The 2001 Phillip Island V8 Supercar round was the first round of the 2001 Shell Championship Series. It was held on the weekend of 23 to 25 March at the Phillip Island Grand Prix Circuit in Victoria, Australia.

Race report 

The weekend was dominated by Mark Skaife and the Holden Racing Team. Taking pole position in the top-ten shootout followed by two victories, Skaife collected maximum points for the weekend. Craig Lowndes achieved second overall for the round in his first race weekend under the Ford banner and Jason Bright acquired third place in his return to the Shell Championship after he left for Indy Lights at the end of 1999.

Race results

Qualifying

Top Ten Shootout

Race 1 
In an action-packed opening lap that saw Jason Bargwanna and Mark Larkham spin off the track, Mark Skaife established a lead on the field that he would not relinquish.

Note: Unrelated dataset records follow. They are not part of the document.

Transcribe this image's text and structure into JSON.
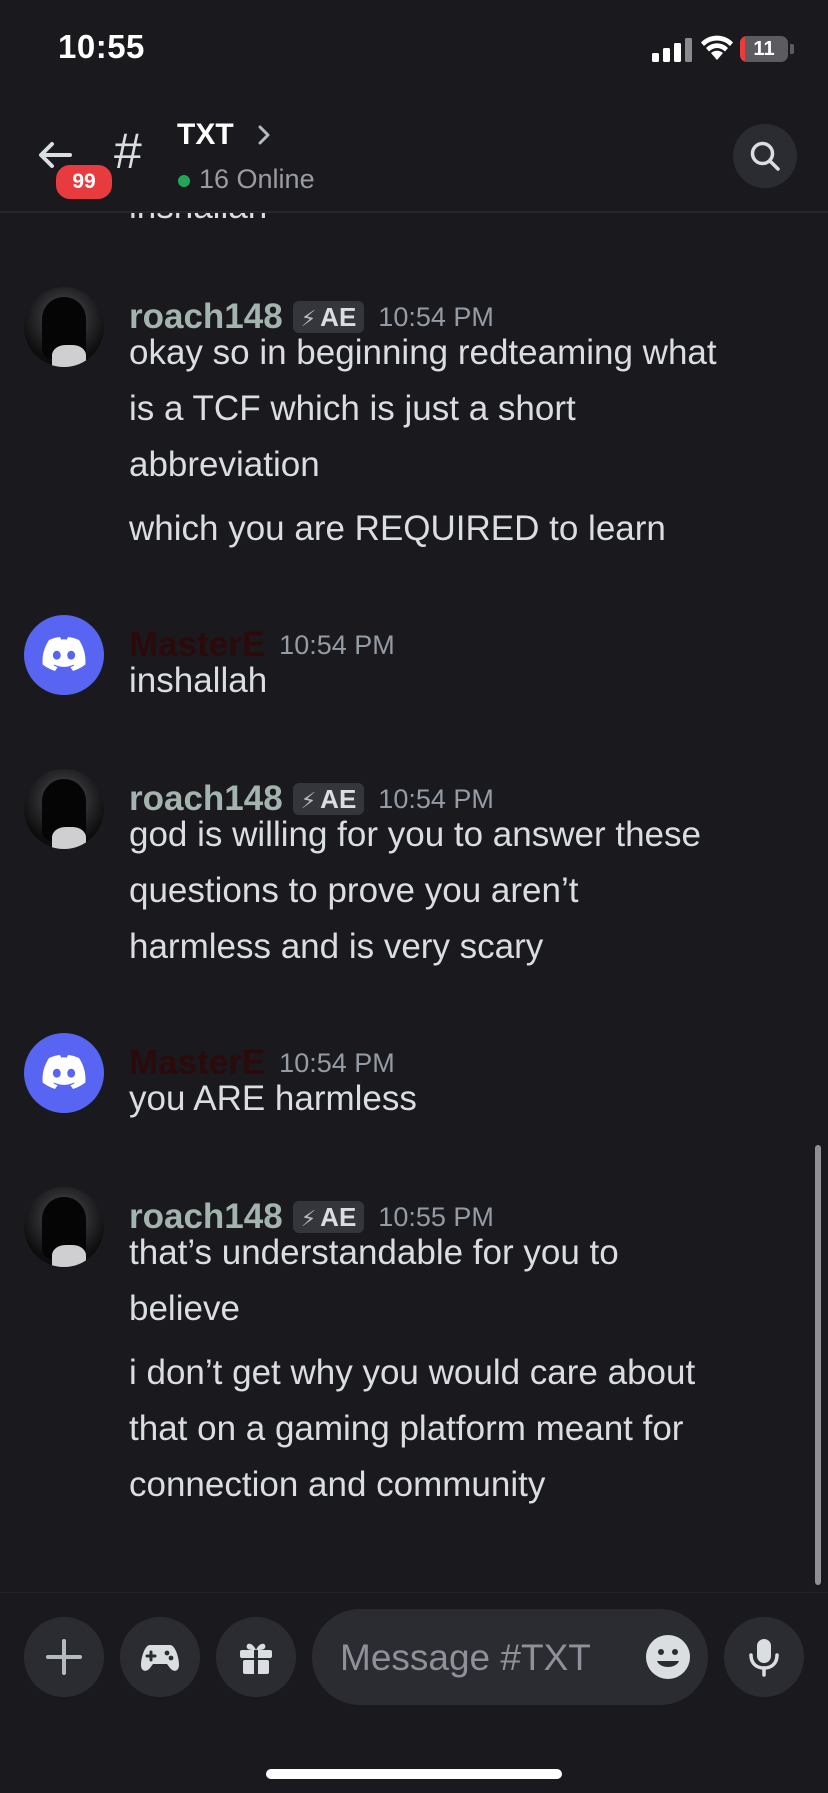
{
  "status_bar": {
    "time": "10:55",
    "battery": "11",
    "battery_level": 0.11
  },
  "header": {
    "mention_count": "99",
    "channel_name": "TXT",
    "online_text": "16 Online"
  },
  "colors": {
    "accent": "#5865f2",
    "online": "#23a55a",
    "badge": "#e83b3f",
    "roach_name": "#a3b3ad",
    "mastere_name": "#2a0a0a"
  },
  "messages": {
    "cut_off_text": "inshallah",
    "items": [
      {
        "author": "roach148",
        "tag": "AE",
        "time": "10:54 PM",
        "avatar": "hooded-figure-avatar",
        "lines": [
          "okay so in beginning redteaming what",
          "is a TCF which is just a short",
          "abbreviation",
          "which you are REQUIRED to learn"
        ]
      },
      {
        "author": "MasterE",
        "tag": "",
        "time": "10:54 PM",
        "avatar": "discord-logo-avatar",
        "lines": [
          "inshallah"
        ]
      },
      {
        "author": "roach148",
        "tag": "AE",
        "time": "10:54 PM",
        "avatar": "hooded-figure-avatar",
        "lines": [
          "god is willing for you to answer these",
          "questions to prove you aren’t",
          "harmless and is very scary"
        ]
      },
      {
        "author": "MasterE",
        "tag": "",
        "time": "10:54 PM",
        "avatar": "discord-logo-avatar",
        "lines": [
          "you ARE harmless"
        ]
      },
      {
        "author": "roach148",
        "tag": "AE",
        "time": "10:55 PM",
        "avatar": "hooded-figure-avatar",
        "lines": [
          "that’s understandable for you to",
          "believe",
          "i don’t get why you would care about",
          "that on a gaming platform meant for",
          "connection and community"
        ]
      }
    ]
  },
  "composer": {
    "placeholder": "Message #TXT"
  },
  "icons": [
    "back-arrow-icon",
    "hash-icon",
    "chevron-right-icon",
    "search-icon",
    "plus-icon",
    "gamepad-icon",
    "gift-icon",
    "emoji-icon",
    "microphone-icon"
  ]
}
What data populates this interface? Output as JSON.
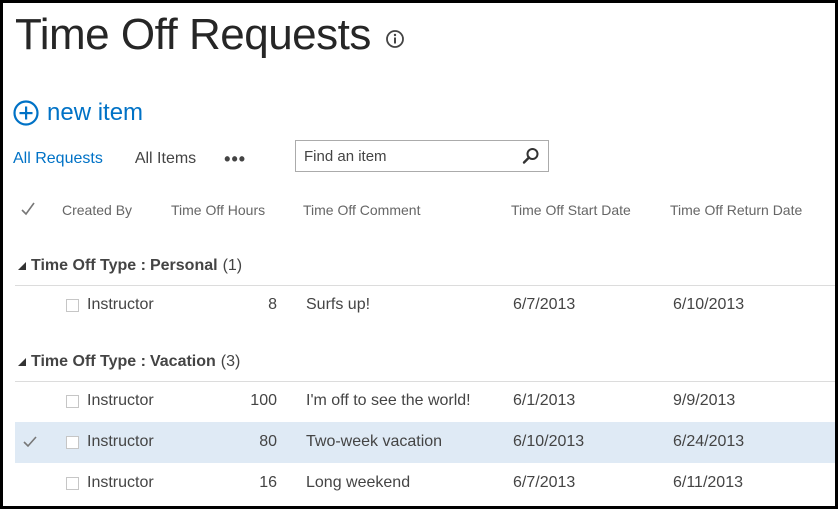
{
  "page": {
    "title": "Time Off Requests"
  },
  "toolbar": {
    "new_item_label": "new item"
  },
  "views": {
    "items": [
      "All Requests",
      "All Items"
    ],
    "more": "•••"
  },
  "search": {
    "placeholder": "Find an item"
  },
  "columns": [
    "Created By",
    "Time Off Hours",
    "Time Off Comment",
    "Time Off Start Date",
    "Time Off Return Date"
  ],
  "groups": [
    {
      "label": "Time Off Type :",
      "value": "Personal",
      "count": "(1)",
      "rows": [
        {
          "created_by": "Instructor",
          "hours": "8",
          "comment": "Surfs up!",
          "start": "6/7/2013",
          "return": "6/10/2013",
          "selected": false
        }
      ]
    },
    {
      "label": "Time Off Type :",
      "value": "Vacation",
      "count": "(3)",
      "rows": [
        {
          "created_by": "Instructor",
          "hours": "100",
          "comment": "I'm off to see the world!",
          "start": "6/1/2013",
          "return": "9/9/2013",
          "selected": false
        },
        {
          "created_by": "Instructor",
          "hours": "80",
          "comment": "Two-week vacation",
          "start": "6/10/2013",
          "return": "6/24/2013",
          "selected": true
        },
        {
          "created_by": "Instructor",
          "hours": "16",
          "comment": "Long weekend",
          "start": "6/7/2013",
          "return": "6/11/2013",
          "selected": false
        }
      ]
    }
  ],
  "colors": {
    "accent": "#0072c6",
    "selected_row": "#dfeaf5",
    "title": "#262626",
    "text": "#444444"
  },
  "icons": {
    "info": "info-icon",
    "new_item": "plus-circle-icon",
    "search": "magnifier-icon",
    "select_all": "checkmark-icon",
    "group_toggle": "triangle-collapse-icon",
    "row_select": "checkbox-icon"
  }
}
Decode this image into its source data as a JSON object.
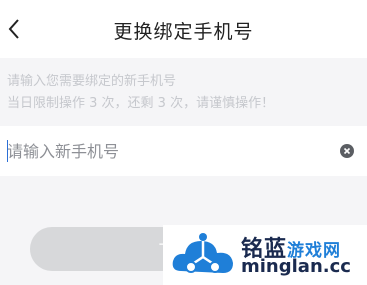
{
  "nav": {
    "title": "更换绑定手机号",
    "back_icon": "chevron-left-icon"
  },
  "notice": {
    "line1": "请输入您需要绑定的新手机号",
    "line2": "当日限制操作 3 次，还剩 3 次，请谨慎操作！"
  },
  "phone_input": {
    "value": "",
    "placeholder": "请输入新手机号",
    "clear_icon": "clear-circle-icon"
  },
  "submit_button": {
    "label": "下一步"
  },
  "watermark": {
    "brand": "铭蓝",
    "brand_suffix": "游戏网",
    "url": "minglan.cc"
  },
  "colors": {
    "background": "#f5f5f7",
    "button_disabled": "#d7d8da",
    "hint_text": "#c6c8cd",
    "watermark_blue": "#1f7fd8"
  }
}
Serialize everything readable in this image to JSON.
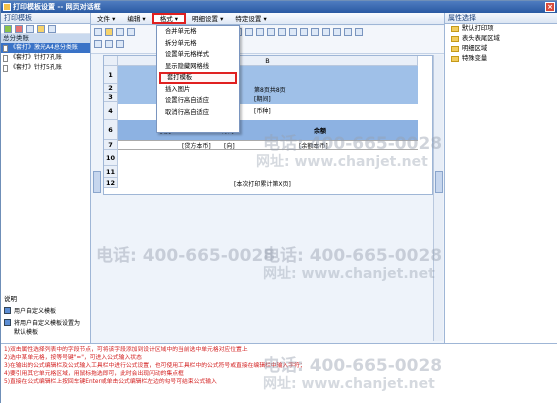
{
  "window": {
    "title": "打印模板设置 -- 网页对话框",
    "close_label": "×"
  },
  "left": {
    "panel_title": "打印模板",
    "tree_head": "总分类账",
    "templates": [
      "《套打》激光A4总分类账",
      "《套打》针打7孔账",
      "《套打》针打5孔账"
    ],
    "description_title": "说明",
    "descriptions": [
      "用户自定义模板",
      "将用户自定义模板设置为默认模板"
    ]
  },
  "menubar": {
    "items": [
      "文件 ▾",
      "编辑 ▾",
      "格式 ▾",
      "明细设置 ▾",
      "特定设置 ▾"
    ]
  },
  "dropdown": {
    "items": [
      "合并单元格",
      "拆分单元格",
      "设置单元格样式",
      "显示隐藏网格线",
      "套打模板",
      "插入图片",
      "设置行高自适应",
      "取消行高自适应"
    ],
    "highlighted_index": 4
  },
  "sheet": {
    "col_head_b": "B",
    "rows": [
      "1",
      "2",
      "3",
      "4",
      "6",
      "7",
      "10",
      "11",
      "12"
    ],
    "cells": {
      "page_info": "第8页共8页",
      "date": "[期间]",
      "currency": "[币种]",
      "lender": "贷方",
      "direction": "方向",
      "balance": "余额",
      "credit_amount": "[贷方本币]",
      "dir_field": "[向]",
      "balance_amount": "[余额本币]",
      "footer": "[本次打印累计第X页]"
    }
  },
  "right": {
    "panel_title": "属性选择",
    "items": [
      "默认打印项",
      "表头表尾区域",
      "明细区域",
      "特殊变量"
    ]
  },
  "notes": [
    "1)双击属性选择列表中的字段节点，可将该字段添加到设计区域中的当前选中单元格对应位置上",
    "2)选中某单元格，按等号键\"=\"，可进入公式输入状态",
    "3)在输出的公式编辑栏及公式输入工具栏中进行公式设置，也可使用工具栏中的公式符号或直接在编辑栏中输入字符；",
    "4)要引用其它单元格区域，用鼠标拖选即可，此时会出现闪动的集点框",
    "5)直接在公式编辑栏上按回车键Enter或单击公式编辑栏左边的勾号可结束公式输入"
  ],
  "watermark": {
    "phone": "电话: 400-665-0028",
    "site": "网址: www.chanjet.net"
  }
}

Following him was team-mate Jason Bright and rookie Marcos Ambrose. On lap 4, Ambrose pulled off an ambitious move on Bright for second place into Honda Hairpin. Behind them, Paul Radisich led a gaggle of cars that through to the mid-pack. Included in that bunch was Craig Lowndes, who had lost ground on the opening lap, and Greg Murphy, who was battling his way up from a poor qualifying position. John Bowe's race came to an end on lap 12 due to a suspected issue with the front-right suspension.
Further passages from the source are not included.